07 Apr

I’m behind on writing this review. I’m behind in writing everything. Why? Because I can’t stop playing The Quest (by Chillingo Ltd) on my iPhone.

Technically, I’ve been done with the main game for weeks. But the reality is that you are never truly done with The Quest because the game is simply that compelling. If you like this type of game, at least.

See, I have to admit my personal bias. I love games where I hit people with swords. I especially love the hitting people with swords games if they’re in the first person perspective. I love them even more if I can customize my character, weapons and what not. And I love them the most if there is a penalty/reward system for moral decisions made within the game.

Let me put it this way: If this game were a woman, I would leave my wife for it.

That said… As much as I love the game, I am forced to be a bit objective about it. The game isn’t without the occasional flaw. The gameplay system feels a bit lifted from Elder Scrolls III and IV with its approach, in the most superficial sense anyway. There’s also the inevitable buggy crash here and there. There’s a high curve in the beginning where the weakest of creatures might cause you to flee in panic. And as it is a game designed for cellphones. We have to accept that the turn based combat and rough graphics are what they are. You don’t go into a game like this expecting cutting edge PC level graphics. Or if you do, you should sit down and rethink your perspective on how the world works.

Most notably to me as a writer, there are a few questionable moments in the dialog. Moments that feel like the script was written by someone who’s English was less than perfect. It’s a bit of a distraction, though hardly what I would remotely consider a deal breaker. And the plot is fairly straight forward. It’s easy to predict as a player, but your in-game character has no means of stepping outside the predictable course of events. I don’t like knowing where the plot is going in an open-world style game, and not being truly able to alter said course of events.

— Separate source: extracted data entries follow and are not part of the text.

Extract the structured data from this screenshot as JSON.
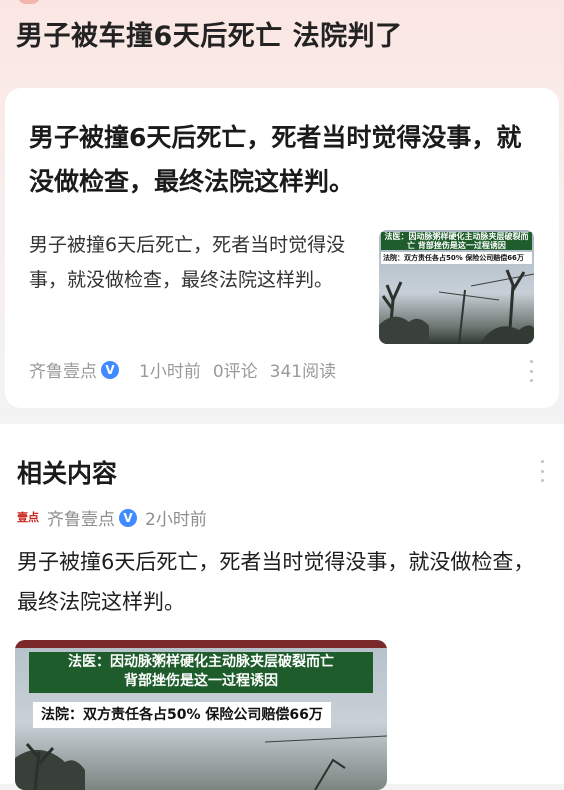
{
  "page": {
    "title": "男子被车撞6天后死亡 法院判了"
  },
  "article": {
    "headline": "男子被撞6天后死亡，死者当时觉得没事，就没做检查，最终法院这样判。",
    "summary": "男子被撞6天后死亡，死者当时觉得没事，就没做检查，最终法院这样判。",
    "thumbnail": {
      "caption_line1": "法医：因动脉粥样硬化主动脉夹层破裂而亡 背部挫伤是这一过程诱因",
      "caption_line2": "法院：双方责任各占50% 保险公司赔偿66万"
    },
    "meta": {
      "source": "齐鲁壹点",
      "verified_badge": "V",
      "time": "1小时前",
      "comments": "0评论",
      "reads": "341阅读"
    }
  },
  "related": {
    "title": "相关内容",
    "item": {
      "logo_text": "壹点",
      "source": "齐鲁壹点",
      "verified_badge": "V",
      "time": "2小时前",
      "text": "男子被撞6天后死亡，死者当时觉得没事，就没做检查，最终法院这样判。",
      "image": {
        "caption_line1": "法医：因动脉粥样硬化主动脉夹层破裂而亡",
        "caption_line1b": "背部挫伤是这一过程诱因",
        "caption_line2": "法院：双方责任各占50% 保险公司赔偿66万"
      }
    }
  },
  "colors": {
    "accent_verified": "#3f8bff",
    "caption_green": "#1e5c2c",
    "header_tint": "#fbe6e3"
  },
  "icons": [
    "verified-badge-icon",
    "more-options-icon",
    "source-logo-icon"
  ]
}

And that’s all I have for negative criticism. The game is one of my current favorites. Easy learning curve. Diverse enemies. A massive world. Several expansions. An insane selection of armor and spells and weapons. A great potion making interface. Side quests galore. Dungeons. Castles. Swaps. Caves. Street hookers and classy brothel’s (and yes, your character can contract an STD). This game may not have it all. But it comes as close as anything else from this genre.

So, do I recommend buying it? If you were ever a fan of Dungeons’ and Dragons and you want a single player, turn-based first person equivalent, the answer is a resounding “hell yes.” If the previous description doesn’t apply to you, then just check out the free demo and draw your own conclusion. It’s worth a shot, bare minimum.